Ein Jahr hat Andreas Rippberger nun Zeit, die Finanzierung auf die Beine zu stellen, sich mit dem Denkmalschutz zu einigen und mögliche Fördermittel aus der Städtebauförderung zu beantragen. „Die notariell beglaubigte Kaufoption ist erst einmal ein zartes Pflänzchen“, sagt Bürgermeister Martin Umscheid noch sehr zurückhaltend. Wenn es aber gelingen sollte, Top-Manager in das Echterstift zu bringen, „dann ist das ein Glücksfall für Röttingen“, freut sich der Bürgermeister.
Zum Kaufpreis will sich Umscheid nicht äußern. Nur so viel: „Er orientiert sich an einem Verkehrswertgutachten für das Julius-Echter-Stift, die angrenzende Scheune und die Stadtmühle.“ Der Stadtrat sei sehr begeistert von den Plänen gewesen, berichtet er aus der nichtöffentlichen Sitzung. Einstimmig habe er sich für Rippbergers Kaufanfrage ausgesprochen. Für den Kauf der Stadtmühle wurde eine Kaufoption von 36 Monaten vereinbart.

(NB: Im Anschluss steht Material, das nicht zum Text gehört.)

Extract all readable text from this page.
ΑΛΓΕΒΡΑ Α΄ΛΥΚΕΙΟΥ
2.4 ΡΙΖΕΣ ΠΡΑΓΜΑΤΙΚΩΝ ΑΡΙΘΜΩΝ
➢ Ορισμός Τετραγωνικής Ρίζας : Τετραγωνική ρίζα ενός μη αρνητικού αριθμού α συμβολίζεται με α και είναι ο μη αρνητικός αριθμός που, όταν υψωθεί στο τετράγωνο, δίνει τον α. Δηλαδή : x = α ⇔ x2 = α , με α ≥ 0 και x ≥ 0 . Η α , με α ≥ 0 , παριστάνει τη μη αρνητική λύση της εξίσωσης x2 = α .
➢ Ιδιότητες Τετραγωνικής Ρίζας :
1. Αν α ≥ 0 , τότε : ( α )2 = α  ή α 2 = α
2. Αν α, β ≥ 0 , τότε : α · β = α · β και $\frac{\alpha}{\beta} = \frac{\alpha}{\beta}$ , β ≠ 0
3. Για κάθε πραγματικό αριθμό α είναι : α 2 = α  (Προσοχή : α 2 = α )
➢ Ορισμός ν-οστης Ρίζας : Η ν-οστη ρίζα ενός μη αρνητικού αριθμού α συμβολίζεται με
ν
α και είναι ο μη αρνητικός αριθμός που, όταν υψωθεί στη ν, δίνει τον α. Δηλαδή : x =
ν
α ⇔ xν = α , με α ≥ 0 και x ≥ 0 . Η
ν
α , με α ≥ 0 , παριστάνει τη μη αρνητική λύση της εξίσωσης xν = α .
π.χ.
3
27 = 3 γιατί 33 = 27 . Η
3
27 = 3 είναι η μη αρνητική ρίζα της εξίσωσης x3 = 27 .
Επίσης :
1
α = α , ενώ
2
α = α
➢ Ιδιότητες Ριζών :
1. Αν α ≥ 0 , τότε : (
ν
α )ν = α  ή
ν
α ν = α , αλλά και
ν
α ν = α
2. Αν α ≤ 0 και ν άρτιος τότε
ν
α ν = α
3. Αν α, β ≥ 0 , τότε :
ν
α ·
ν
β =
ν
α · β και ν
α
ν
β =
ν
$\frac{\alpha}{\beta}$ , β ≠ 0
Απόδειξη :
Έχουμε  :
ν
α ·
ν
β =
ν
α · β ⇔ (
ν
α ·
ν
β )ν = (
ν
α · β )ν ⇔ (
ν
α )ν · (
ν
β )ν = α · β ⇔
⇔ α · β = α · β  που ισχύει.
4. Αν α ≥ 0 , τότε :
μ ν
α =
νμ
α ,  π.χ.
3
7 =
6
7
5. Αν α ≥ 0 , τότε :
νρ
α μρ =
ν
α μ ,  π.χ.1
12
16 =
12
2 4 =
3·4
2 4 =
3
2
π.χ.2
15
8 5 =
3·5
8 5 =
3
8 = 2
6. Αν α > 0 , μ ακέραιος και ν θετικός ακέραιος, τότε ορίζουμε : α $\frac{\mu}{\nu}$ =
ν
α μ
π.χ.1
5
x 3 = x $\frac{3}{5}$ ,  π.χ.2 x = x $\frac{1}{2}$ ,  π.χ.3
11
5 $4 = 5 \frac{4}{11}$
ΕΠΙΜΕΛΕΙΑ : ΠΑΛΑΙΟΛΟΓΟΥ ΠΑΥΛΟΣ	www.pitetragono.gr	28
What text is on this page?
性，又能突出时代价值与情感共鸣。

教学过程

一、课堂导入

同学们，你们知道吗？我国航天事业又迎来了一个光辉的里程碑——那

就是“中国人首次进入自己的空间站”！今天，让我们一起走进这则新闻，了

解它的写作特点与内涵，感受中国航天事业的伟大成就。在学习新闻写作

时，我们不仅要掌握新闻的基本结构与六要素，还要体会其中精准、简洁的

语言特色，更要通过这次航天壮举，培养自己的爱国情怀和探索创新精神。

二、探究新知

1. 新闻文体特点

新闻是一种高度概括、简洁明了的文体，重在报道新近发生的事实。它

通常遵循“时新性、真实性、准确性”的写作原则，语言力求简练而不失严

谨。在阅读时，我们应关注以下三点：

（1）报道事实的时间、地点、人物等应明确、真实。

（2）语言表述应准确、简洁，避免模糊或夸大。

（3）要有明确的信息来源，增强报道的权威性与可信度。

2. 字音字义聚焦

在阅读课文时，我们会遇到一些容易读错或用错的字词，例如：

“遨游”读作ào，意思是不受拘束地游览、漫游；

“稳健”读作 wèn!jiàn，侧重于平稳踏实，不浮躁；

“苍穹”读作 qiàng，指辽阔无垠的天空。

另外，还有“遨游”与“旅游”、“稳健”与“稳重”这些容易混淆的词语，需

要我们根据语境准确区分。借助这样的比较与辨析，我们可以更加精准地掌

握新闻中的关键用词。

Andreas Rippberger kommt aus Walldürn und wohnt noch in Pforzheim. Wenn alles klappt – und davon geht der Unternehmensberater aus – will er mit seiner Frau nach Röttingen umziehen und im Echterstift wohnen. „Wir möchten in unserem nächsten Lebensabschnitt, die Kinder sind aus dem Haus, etwas Neues beginnen“, sagt er. Röttingen habe ihm und seiner Frau auf Anhieb gefallen. „Es ist die Perle im Taubertal, die keiner kennt“, sagt er. Ein paar Mal sei er schon in der Stadt gewesen und war begeistert. „Hier entwickelt sich was.“
Auch Andreas Rippberger hat die „Perle im Taubertal“ nicht gekannt. Er ist eher zufällig auf die Stadt gestoßen und erzählt auch, wie es zu dieser Liebe auf den ersten Blick kam. Er war mit seiner Architektin in Süddeutschland unterwegs und wollte sich was Neues suchen. „Es war aber nichts so Richtiges dabei“, erzählt er. Dann sagte die Architektin, sie habe da noch etwas in Röttingen. Rippberger zuckte mit den Schultern. „Röttingen?“ Als er dann aber Stadt und Echterstift gesehen hatte, war es um ihn geschehen. Vor knapp sieben Jahren, im Mai 2007 hat die Stadt das ehemalige Altenheim von der Julius-Echter-Stiftung für 450 000 Euro gekauft. Was damit geschehen sollte, war von Anfang an ungewiss. Anfangs war die Rede von Wohnungen, auch seniorengerechte, oder von einem Ärztehaus. Bis sich 2011 ein ernsthafter Interessent fand.
Ein Gastronom aus Würzburg wollte zusammen mit der Distelhäuser-Brauerei in das Echterstift investieren. Entstehen sollte ein Hotel mit Restaurant und Veranstaltungssaal. Der Pachtvertrag mit der Stadt war eigentlich schon unterschriftsreif, zustande kam er aber nicht. Die Hintergründe des Scheiterns sind bis heute unklar.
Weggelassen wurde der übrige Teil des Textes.